The worst February cold spell Europe has seen in decades may last until the end of the month, leading meteorologists said, raising the prospect of further deaths and an extended spike in European spot gas prices, - Reuters reported.
"We do have higher confidence in a change by mid-February, but not to milder weather," Leon Brown, a meteorologist at The Weather Channel in Britain, told Reuters. "February will probably remain a cold month right to the end."
The cold and heavy snowfall has killed hundreds of people across Europe. The temperature in some eastern countries has plummeted to nearly minus 40 degrees Celsius.
More than 130 villages remained without electricity in Bulgaria on Wednesday and the army was delivering food and medicines, the Defence Ministry said.
Bulgaria declared Wednesday a day of mourning for eight people who died after melting snow caused a dam to burst, flooding an entire village. Two people are missing.
The European Union's crisis response chief Kristalina Georgieva said the worst of the flooding was yet to come.
In Bosnia, authorities reported five more deaths from the cold and snow on Wednesday, taking the total to 13.

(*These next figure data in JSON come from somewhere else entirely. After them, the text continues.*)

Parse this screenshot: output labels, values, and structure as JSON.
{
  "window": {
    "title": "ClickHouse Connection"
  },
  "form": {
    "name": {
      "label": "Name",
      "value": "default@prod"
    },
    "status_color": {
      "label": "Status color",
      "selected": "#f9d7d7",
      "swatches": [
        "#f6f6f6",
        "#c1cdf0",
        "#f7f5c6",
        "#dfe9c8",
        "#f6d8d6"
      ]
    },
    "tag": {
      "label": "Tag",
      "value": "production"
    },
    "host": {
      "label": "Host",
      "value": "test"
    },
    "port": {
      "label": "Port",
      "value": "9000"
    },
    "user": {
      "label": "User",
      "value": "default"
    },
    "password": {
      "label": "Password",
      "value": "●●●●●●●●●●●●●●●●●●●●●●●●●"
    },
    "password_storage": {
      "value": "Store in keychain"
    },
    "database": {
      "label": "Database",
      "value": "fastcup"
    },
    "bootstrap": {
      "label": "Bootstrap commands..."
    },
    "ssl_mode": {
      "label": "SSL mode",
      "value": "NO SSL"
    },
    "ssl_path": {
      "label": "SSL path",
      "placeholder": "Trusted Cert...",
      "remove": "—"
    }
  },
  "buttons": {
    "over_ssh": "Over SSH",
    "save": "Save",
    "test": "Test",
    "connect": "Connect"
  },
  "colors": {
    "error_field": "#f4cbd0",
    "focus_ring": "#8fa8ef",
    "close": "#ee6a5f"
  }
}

In Serbia, where 13 people have died and 70,000 are cut off by snow, authorities urged people to remove icicles from roofs after a woman in Belgrade was killed by falling ice.
An energy official in Serbia said while demand for electricity had soared, ice was hampering production in some hydro-power plants and coal trains were struggling to run.
A Croatian radio station said high winds had deposited fish from the Adriatic sea onto the island of Pag. "Instead of going fishing or to the market, people are taking their shopping bags and collecting fish on the shore," Zadar radio reported.